Interleaved reasoning burns 5–10x more tokens than standard mode. A task that costs 0.10 normally might run 0.50–1.00 with thinking enabled. On hard problems with the token budget cranked up, you can blow through most of a 200K context window on reasoning alone.

Worth it for: autonomous research spanning dozens of searches and synthesizing findings. Complex debugging where the agent tests hypotheses across multiple files. Any workflow where early assumptions regularly prove wrong and mid-course correction is the difference between success and a wasted run.

Not worth it for: CRUD operations. Single-turn lookups. Anything under five tool calls. If the task is predictable enough that a plan-then-execute approach works, skip the overhead entirely.

The Failure Mode Nobody Warns You About

Mode 3 introduces its own pathology: error compounding. A wrong hypothesis in step five gets carried forward as live context. The model's subsequent reasoning builds on that mistake, and each step adds more apparent evidence for the wrong conclusion. By step twenty, the model is confidently wrong — and has a twenty-step reasoning chain to prove it.
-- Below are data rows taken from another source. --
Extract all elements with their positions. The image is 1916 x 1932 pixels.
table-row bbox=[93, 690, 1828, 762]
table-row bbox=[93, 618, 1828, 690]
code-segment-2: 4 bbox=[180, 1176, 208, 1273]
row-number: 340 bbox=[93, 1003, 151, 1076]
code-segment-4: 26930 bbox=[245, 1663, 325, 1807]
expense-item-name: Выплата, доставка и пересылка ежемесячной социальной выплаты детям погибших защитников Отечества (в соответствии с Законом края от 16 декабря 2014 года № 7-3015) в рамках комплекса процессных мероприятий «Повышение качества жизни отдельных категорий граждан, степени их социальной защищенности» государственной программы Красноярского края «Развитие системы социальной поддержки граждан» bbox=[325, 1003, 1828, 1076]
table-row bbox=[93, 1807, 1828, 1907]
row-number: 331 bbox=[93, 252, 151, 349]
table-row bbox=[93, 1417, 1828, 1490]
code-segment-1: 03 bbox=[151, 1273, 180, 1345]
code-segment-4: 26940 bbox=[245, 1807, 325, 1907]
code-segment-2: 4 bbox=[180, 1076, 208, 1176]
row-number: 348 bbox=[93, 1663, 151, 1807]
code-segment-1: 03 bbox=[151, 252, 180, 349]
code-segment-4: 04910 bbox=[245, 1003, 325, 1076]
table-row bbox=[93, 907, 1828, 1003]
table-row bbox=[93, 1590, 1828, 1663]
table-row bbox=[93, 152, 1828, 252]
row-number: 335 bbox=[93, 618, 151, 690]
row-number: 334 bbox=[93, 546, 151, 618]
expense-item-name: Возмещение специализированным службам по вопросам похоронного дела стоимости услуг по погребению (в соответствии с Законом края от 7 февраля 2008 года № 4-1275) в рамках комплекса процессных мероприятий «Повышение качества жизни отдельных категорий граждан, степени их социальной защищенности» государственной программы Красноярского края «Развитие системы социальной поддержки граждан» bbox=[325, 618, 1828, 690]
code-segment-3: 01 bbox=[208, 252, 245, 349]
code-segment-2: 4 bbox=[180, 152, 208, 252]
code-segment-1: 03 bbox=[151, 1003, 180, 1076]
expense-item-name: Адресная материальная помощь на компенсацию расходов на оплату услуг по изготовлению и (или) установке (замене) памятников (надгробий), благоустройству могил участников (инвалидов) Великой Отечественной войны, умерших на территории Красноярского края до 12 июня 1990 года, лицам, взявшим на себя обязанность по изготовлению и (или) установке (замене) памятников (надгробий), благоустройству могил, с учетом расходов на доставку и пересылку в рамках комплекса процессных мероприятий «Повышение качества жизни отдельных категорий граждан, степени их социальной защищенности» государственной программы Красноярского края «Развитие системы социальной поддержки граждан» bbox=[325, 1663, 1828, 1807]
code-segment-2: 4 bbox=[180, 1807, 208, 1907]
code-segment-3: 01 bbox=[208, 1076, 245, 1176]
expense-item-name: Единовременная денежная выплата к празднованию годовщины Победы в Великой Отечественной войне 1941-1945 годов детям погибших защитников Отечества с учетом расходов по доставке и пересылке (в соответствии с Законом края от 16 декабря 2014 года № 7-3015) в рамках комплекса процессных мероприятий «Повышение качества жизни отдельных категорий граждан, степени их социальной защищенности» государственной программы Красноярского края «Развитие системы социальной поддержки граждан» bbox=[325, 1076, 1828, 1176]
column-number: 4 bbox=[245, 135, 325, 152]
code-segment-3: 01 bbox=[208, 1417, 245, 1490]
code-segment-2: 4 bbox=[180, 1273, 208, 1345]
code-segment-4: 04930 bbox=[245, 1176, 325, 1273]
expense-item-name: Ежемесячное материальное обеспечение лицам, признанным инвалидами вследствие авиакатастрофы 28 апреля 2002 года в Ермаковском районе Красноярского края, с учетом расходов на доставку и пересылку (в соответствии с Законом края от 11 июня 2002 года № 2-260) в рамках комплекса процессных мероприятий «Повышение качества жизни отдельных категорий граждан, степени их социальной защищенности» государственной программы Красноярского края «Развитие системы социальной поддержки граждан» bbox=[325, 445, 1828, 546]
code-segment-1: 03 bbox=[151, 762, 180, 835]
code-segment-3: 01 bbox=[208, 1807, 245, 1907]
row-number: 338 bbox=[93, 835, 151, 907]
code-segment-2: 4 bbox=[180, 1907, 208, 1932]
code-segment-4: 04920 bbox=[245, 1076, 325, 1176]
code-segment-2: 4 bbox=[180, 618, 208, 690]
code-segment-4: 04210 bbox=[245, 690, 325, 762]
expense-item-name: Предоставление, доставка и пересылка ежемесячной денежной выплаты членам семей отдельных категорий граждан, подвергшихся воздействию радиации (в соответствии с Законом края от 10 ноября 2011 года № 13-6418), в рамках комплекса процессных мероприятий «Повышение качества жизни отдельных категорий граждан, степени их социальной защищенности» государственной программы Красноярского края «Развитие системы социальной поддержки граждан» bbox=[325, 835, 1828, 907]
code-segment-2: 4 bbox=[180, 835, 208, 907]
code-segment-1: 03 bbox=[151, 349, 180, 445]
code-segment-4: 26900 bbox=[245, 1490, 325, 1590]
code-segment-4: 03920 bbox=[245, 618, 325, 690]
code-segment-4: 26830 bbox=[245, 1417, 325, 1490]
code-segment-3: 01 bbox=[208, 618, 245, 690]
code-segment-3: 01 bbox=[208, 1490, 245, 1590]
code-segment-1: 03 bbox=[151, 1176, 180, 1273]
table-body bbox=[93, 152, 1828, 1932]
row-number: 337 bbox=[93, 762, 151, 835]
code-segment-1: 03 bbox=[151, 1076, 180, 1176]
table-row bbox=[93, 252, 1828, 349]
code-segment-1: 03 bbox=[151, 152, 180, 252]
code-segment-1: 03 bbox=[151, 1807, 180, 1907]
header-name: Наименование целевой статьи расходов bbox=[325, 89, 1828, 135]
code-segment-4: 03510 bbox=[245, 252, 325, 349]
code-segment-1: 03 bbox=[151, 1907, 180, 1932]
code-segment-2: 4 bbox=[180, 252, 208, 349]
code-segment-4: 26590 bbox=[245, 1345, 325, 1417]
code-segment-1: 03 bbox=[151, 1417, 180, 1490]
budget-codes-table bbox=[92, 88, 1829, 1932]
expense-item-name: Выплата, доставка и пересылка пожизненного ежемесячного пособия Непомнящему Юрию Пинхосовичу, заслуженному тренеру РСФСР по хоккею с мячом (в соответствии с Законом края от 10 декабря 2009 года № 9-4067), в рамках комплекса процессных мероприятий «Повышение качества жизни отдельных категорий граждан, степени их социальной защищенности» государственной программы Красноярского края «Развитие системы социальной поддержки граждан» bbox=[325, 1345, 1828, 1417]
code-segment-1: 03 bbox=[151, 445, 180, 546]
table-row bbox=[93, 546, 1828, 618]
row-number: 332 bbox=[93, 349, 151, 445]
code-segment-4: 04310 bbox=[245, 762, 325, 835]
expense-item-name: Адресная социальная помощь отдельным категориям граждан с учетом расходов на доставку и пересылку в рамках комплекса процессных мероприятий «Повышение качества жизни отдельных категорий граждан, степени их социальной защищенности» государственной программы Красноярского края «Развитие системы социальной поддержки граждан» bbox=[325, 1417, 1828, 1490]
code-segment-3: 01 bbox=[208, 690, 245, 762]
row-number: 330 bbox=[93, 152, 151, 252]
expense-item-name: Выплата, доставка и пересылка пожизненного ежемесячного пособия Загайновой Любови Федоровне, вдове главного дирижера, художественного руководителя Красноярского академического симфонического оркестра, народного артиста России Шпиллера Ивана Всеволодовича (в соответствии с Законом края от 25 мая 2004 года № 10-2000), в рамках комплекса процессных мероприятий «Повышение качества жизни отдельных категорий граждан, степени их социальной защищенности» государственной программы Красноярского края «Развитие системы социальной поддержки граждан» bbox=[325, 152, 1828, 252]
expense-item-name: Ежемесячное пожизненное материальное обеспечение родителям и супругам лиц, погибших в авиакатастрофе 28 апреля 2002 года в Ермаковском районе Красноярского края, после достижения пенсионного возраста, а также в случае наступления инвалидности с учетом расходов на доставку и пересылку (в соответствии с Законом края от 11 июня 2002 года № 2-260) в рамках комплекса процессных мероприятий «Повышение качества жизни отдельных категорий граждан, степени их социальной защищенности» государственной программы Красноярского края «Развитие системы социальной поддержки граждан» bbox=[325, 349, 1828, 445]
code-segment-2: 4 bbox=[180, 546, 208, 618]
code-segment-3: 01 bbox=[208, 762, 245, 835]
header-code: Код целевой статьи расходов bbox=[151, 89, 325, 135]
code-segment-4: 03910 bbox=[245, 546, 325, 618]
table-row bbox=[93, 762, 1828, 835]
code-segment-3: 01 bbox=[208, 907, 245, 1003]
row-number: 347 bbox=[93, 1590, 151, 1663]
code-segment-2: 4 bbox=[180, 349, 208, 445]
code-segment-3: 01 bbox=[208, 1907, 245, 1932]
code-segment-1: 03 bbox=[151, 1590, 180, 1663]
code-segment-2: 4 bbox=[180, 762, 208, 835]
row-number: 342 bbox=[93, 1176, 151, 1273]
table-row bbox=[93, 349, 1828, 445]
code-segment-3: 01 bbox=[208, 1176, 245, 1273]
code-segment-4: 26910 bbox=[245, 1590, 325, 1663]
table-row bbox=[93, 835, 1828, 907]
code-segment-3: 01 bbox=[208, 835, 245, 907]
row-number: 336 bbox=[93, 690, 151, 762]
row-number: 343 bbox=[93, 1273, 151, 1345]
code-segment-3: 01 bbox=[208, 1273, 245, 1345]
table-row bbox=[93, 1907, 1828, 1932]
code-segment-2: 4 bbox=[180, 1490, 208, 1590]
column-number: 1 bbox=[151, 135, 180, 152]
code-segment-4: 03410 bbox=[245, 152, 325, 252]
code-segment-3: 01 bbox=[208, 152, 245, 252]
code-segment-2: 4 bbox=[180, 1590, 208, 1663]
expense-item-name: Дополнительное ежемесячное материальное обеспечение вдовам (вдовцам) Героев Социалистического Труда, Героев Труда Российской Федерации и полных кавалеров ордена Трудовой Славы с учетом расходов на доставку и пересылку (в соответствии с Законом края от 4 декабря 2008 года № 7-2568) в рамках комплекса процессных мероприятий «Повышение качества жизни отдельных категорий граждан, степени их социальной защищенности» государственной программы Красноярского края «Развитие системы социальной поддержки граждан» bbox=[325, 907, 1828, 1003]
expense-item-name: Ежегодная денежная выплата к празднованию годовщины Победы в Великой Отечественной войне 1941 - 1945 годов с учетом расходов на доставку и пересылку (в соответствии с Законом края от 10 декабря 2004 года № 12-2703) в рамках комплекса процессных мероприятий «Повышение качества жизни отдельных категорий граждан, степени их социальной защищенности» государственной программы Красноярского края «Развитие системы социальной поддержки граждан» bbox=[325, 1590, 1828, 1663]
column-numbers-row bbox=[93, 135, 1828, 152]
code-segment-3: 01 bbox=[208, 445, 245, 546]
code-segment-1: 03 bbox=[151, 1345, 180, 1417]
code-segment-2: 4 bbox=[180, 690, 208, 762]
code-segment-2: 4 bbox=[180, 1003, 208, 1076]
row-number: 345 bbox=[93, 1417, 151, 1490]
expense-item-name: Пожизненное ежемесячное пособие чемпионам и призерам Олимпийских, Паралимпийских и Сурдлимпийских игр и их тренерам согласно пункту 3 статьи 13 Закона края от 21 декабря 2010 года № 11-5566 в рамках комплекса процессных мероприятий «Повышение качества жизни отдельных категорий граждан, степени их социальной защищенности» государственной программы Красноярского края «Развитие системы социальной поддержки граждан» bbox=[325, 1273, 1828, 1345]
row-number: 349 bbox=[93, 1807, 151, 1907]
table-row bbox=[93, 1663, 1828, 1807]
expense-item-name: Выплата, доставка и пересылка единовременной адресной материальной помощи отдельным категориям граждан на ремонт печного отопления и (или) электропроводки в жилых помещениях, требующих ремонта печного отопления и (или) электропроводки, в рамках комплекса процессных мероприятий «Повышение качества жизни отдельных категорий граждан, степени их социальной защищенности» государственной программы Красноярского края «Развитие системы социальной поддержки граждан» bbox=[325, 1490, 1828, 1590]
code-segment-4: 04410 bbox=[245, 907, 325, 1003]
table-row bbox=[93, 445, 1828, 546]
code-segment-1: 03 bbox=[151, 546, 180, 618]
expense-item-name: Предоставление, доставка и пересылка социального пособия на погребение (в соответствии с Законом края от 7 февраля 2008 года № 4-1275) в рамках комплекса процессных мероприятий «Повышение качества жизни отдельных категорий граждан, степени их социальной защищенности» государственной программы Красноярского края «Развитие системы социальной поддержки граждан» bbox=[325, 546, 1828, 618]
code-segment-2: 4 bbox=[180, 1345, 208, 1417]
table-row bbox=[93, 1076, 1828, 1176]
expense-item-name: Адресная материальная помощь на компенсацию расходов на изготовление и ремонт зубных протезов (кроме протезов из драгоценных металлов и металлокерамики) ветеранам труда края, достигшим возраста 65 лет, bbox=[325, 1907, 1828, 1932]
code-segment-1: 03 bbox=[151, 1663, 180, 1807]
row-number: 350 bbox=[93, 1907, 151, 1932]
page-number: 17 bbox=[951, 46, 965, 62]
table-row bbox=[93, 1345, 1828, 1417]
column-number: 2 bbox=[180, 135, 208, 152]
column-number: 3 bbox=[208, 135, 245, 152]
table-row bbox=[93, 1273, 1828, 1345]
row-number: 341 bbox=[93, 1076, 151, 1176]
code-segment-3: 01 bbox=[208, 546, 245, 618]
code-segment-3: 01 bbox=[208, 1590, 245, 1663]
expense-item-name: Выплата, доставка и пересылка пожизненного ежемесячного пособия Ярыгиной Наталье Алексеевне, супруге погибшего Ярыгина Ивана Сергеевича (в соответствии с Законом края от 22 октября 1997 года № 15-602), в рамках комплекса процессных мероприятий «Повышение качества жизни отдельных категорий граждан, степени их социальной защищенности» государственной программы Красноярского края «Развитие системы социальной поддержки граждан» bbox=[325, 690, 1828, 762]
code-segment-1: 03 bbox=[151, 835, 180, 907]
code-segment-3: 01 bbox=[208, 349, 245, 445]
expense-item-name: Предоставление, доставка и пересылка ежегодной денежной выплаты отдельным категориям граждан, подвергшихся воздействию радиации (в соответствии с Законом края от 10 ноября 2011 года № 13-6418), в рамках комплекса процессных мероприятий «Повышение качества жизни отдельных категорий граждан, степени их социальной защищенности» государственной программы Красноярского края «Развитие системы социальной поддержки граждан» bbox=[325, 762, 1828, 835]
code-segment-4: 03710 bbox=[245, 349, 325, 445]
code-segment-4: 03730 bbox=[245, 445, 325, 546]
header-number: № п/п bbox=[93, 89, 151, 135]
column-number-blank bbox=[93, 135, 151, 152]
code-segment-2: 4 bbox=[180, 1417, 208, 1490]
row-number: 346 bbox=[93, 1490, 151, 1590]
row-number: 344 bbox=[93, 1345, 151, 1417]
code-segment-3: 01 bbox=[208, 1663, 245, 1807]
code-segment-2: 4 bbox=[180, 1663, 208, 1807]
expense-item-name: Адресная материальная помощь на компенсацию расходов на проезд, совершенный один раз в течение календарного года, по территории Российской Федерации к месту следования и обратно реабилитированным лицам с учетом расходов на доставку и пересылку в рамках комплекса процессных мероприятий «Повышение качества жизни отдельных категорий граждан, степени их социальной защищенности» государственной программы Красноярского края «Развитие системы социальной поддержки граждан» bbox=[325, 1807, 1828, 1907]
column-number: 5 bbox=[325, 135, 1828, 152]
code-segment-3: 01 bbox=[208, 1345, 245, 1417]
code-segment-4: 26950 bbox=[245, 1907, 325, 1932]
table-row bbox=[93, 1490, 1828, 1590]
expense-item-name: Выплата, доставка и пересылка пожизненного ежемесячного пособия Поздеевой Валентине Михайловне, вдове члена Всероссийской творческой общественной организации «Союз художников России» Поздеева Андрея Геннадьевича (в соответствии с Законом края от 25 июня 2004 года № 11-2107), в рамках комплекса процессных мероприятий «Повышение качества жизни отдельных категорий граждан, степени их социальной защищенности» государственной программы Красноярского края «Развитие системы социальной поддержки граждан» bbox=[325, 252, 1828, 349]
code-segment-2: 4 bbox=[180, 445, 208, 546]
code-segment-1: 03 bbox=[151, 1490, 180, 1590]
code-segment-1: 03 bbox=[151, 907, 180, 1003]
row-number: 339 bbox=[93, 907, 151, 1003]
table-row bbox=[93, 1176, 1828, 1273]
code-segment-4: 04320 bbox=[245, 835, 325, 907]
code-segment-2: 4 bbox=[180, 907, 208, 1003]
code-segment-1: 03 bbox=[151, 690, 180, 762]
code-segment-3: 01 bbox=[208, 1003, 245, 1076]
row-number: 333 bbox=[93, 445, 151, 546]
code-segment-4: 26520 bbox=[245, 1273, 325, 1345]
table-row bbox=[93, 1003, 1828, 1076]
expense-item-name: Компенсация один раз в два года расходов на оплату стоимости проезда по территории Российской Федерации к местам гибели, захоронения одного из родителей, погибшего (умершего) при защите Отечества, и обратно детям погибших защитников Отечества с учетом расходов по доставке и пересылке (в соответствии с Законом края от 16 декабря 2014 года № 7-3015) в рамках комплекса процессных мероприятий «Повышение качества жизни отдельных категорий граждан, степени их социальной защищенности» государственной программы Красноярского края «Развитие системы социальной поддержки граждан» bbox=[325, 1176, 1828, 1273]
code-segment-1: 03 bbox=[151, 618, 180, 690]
This is harder to catch than simple drift because the agent looks coherent. It's calling relevant tools, referencing prior findings, building a logical narrative. The narrative just happens to rest on a rotten foundation.

Practical defense: monitor the ratio of new information to repeated actions. If your agent is on its fifteenth tool call and still circling the same three files with increasing confidence, the reasoning chain has gone off the rails. Kill the run. Adjust the starting context. Restart fresh.

Who Actually Ships This

Claude 4 family supports extended thinking with tool use — reasoning persists natively across turns. MiniMax M2 exposes it via a reasoning_details field. GLM-4.7 runs chain-of-thought before every tool call. Arcee's Trinity Large Thinking was built specifically for long-horizon agent tasks. Kimi K2 Thinking runs INT4 quantized with reportedly 2x faster generation.

OpenAI's o-series reasons internally but keeps it server-side. You can't replay it, inspect it, or ensure it persists across your agent's turns. For production loops where observability matters, that opacity is a real limitation.

Go check what your framework does with reasoning blocks between turns. The fix might be a single configuration flag. Or it might mean swapping your message serialization layer. Either way, it's cheaper than spending another week wondering why your agent keeps forgetting what it was doing.